What the short simplified history is more pure laziness, it's fast and 
gets the most common cases right, but in order to do this it has to ignore 
part of the history. The full simplified history at least produces 
produces the full change history, but it lacks part of the merge history 
and it stills takes longer to generate.

The point I'm trying to make is that the compact history graph has the 
potential to completely replace the simplified history. The only problem 
is that it needs a bit of cached extra information, then it can be as fast 
the short simplified history for the common case and it still can produce 
as much information as the full simplified history, thus you can still 
apply as much simplification as you want on top of it.
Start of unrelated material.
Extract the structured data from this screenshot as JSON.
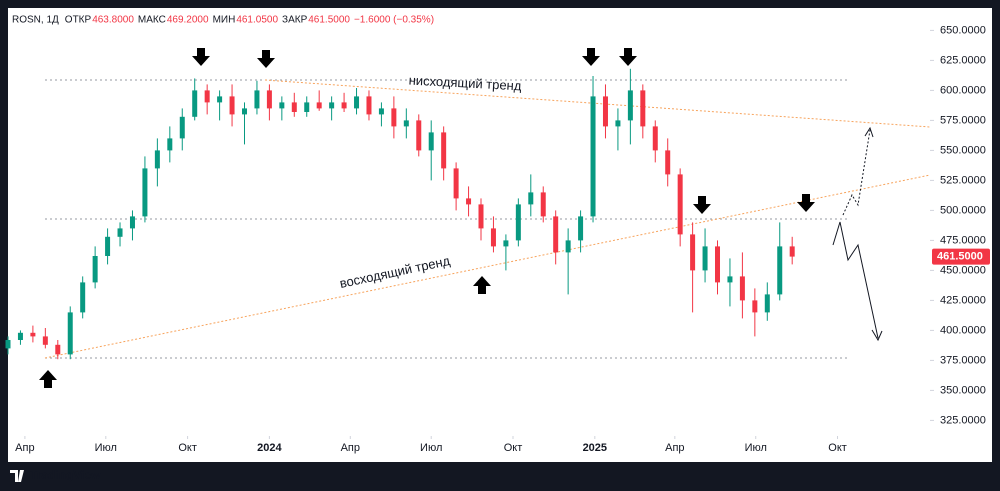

Keep in mind that e.g. git-web is using the full simplified history, so 
what I'm offering also has the potential to improve git-web performance...

> > it's also possible to update it when merging/pulling new data.
> 
> If that's what you want to do, you can prototype it with a hook on
> fetch and commit. That is definitely an area that hasn't been explored
> - what nicer (but expensive) views on the history we have can be
> afforded by pre-computing things on fetch and commit hooks.

I already did the prototype, I know how to generate that information, the 
problem is to get that information to the various graphical interfaces.